The response from the group was well reasoned and expected, “I’m sure they keep backup copies of the data from their posts on their own systems if they have to restart elsewhere.” The representative nodded in agreement. While this is a great plan (and one every organization should put into place), it doesn’t solve the real problem.
When using a free service like Tumblr, or even a freemium one that primarily serves non-paying accounts, accountability becomes difficult if there are any service hiccups.
Need proof? Try to find a customer service phone number for GMail (the Contacting Support page is here. On the other hand, if you’re paying to use Business Google Apps for your domain and mail services (which is a paid product) there’s a 24/7 emergency hotline.

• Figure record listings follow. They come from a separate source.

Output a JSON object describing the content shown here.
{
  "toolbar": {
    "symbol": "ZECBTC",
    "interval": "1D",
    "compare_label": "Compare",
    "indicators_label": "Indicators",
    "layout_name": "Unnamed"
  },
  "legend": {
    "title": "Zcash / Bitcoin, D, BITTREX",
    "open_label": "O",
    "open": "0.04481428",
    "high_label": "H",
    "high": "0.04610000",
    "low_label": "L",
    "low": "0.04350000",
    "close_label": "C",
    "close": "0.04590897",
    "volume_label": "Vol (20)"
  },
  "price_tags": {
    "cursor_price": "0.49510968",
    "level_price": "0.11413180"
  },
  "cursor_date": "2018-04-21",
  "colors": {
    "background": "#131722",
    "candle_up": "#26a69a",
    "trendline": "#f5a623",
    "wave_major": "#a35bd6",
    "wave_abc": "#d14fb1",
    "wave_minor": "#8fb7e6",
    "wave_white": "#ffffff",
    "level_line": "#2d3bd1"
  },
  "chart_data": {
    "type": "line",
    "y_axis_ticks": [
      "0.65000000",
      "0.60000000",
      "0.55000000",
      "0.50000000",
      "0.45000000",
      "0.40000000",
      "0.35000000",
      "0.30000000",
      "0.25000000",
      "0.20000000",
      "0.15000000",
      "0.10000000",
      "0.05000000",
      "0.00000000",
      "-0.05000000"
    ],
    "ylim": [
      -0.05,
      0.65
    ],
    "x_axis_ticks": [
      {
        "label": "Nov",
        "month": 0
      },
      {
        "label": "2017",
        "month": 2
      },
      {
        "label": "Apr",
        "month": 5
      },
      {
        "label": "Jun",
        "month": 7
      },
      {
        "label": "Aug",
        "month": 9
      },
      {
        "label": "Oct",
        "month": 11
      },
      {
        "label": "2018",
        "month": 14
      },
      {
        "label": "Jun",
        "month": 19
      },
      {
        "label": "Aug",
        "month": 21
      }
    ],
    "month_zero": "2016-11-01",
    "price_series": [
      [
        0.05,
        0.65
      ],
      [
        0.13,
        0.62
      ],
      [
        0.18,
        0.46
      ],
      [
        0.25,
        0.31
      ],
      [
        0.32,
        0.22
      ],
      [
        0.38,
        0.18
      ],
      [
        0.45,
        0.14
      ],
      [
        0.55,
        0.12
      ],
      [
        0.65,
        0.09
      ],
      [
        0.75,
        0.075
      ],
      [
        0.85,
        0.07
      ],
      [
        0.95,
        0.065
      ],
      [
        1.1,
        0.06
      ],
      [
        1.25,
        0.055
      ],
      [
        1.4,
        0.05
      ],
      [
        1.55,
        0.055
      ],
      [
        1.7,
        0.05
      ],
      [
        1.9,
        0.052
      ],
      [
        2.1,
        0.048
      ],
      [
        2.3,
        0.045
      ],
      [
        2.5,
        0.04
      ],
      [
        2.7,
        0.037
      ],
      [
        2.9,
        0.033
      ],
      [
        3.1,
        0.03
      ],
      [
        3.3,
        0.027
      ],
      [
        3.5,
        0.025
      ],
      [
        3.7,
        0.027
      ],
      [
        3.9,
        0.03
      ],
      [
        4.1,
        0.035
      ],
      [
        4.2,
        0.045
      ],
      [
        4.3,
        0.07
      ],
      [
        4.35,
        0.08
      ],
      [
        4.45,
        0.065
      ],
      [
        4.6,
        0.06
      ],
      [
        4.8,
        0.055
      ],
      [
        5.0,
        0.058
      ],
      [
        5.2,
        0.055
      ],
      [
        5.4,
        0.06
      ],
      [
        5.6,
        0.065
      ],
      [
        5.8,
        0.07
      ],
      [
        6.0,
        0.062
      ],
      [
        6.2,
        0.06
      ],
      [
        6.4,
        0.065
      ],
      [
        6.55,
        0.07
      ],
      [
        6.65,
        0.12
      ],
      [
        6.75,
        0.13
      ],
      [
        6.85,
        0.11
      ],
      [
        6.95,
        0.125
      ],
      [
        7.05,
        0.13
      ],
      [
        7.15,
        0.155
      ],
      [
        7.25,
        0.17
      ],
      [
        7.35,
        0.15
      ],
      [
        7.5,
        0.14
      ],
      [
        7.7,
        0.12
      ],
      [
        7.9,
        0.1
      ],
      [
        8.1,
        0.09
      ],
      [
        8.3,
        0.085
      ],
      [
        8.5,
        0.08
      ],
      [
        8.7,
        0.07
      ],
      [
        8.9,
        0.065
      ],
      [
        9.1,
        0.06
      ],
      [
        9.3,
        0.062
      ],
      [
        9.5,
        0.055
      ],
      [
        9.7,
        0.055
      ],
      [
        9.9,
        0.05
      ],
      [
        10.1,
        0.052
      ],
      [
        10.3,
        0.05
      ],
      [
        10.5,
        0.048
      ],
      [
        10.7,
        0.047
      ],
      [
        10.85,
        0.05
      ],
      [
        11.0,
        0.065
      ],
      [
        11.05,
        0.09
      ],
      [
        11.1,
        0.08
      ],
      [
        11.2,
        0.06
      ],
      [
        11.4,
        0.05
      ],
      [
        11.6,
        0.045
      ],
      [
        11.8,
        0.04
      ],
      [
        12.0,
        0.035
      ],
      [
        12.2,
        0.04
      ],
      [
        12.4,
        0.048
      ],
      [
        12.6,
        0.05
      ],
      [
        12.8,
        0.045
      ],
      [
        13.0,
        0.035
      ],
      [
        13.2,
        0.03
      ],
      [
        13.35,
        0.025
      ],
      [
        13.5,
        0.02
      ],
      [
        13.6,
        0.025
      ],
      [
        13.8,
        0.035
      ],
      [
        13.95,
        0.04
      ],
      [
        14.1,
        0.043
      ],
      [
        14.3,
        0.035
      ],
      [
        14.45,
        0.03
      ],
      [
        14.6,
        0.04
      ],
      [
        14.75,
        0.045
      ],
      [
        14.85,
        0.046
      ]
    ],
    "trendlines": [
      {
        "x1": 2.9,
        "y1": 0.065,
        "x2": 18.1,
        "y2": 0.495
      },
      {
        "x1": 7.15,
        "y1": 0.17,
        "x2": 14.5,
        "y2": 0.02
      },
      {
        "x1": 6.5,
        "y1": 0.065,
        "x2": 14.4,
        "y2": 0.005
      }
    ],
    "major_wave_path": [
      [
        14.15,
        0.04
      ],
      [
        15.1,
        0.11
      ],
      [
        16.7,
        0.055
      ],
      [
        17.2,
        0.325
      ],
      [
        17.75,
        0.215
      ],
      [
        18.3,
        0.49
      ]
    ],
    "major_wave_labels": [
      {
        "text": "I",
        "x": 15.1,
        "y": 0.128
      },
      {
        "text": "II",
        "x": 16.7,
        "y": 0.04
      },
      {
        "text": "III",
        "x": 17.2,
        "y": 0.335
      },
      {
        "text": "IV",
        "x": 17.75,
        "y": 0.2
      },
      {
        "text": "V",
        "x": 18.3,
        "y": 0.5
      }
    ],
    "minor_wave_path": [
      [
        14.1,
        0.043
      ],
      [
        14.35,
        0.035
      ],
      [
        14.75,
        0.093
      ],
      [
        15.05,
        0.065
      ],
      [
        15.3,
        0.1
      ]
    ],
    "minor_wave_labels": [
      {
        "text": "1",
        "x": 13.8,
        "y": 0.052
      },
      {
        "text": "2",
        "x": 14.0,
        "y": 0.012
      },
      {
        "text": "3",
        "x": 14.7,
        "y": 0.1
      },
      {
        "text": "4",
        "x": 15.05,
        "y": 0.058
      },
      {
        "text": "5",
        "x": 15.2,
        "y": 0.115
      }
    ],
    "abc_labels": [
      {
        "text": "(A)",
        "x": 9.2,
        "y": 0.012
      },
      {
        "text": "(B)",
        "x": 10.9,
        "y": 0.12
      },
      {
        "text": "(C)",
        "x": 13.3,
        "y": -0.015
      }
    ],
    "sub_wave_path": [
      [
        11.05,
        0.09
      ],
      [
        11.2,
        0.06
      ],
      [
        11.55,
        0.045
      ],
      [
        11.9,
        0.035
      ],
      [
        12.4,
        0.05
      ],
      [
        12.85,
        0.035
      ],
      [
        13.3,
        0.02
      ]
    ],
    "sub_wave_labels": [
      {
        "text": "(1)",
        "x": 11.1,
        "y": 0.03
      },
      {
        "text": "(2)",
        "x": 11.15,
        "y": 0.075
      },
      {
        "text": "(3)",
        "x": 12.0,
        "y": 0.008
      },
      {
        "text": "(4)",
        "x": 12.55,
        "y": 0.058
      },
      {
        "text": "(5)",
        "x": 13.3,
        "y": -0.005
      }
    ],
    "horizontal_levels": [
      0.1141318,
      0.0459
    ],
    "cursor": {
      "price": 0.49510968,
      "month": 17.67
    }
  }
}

For mission critical projects or the foundation of your programs, do you really want to rely on a service that has no revenue stream from their primary business? Or do you want to know that someone is accountable? The greatest loss to Tumblr if they lose your business is losing a user. The loss to a paid service is a loss to part of their revenue stream in addition to the loss of a user. Which service type do you think has greater motivation to keep you?
Then of course, Tumblr did go down. For over a day. Tumblr’s not the only platform that would be susceptible to that kind of outage. The same could have happened to a blog hosted on WordPress.com, Blogger.com, etc. But a self-hosted blog using any one of a number of platforms would remove at least one possible link in the chain between a blog and its visitors. And as we know a chain is only as strong as its weakest link.
Do you know where your weakest link is? Can you eliminate it? What is it worth to you in (dollars, cents and time) to keep greater control of your content?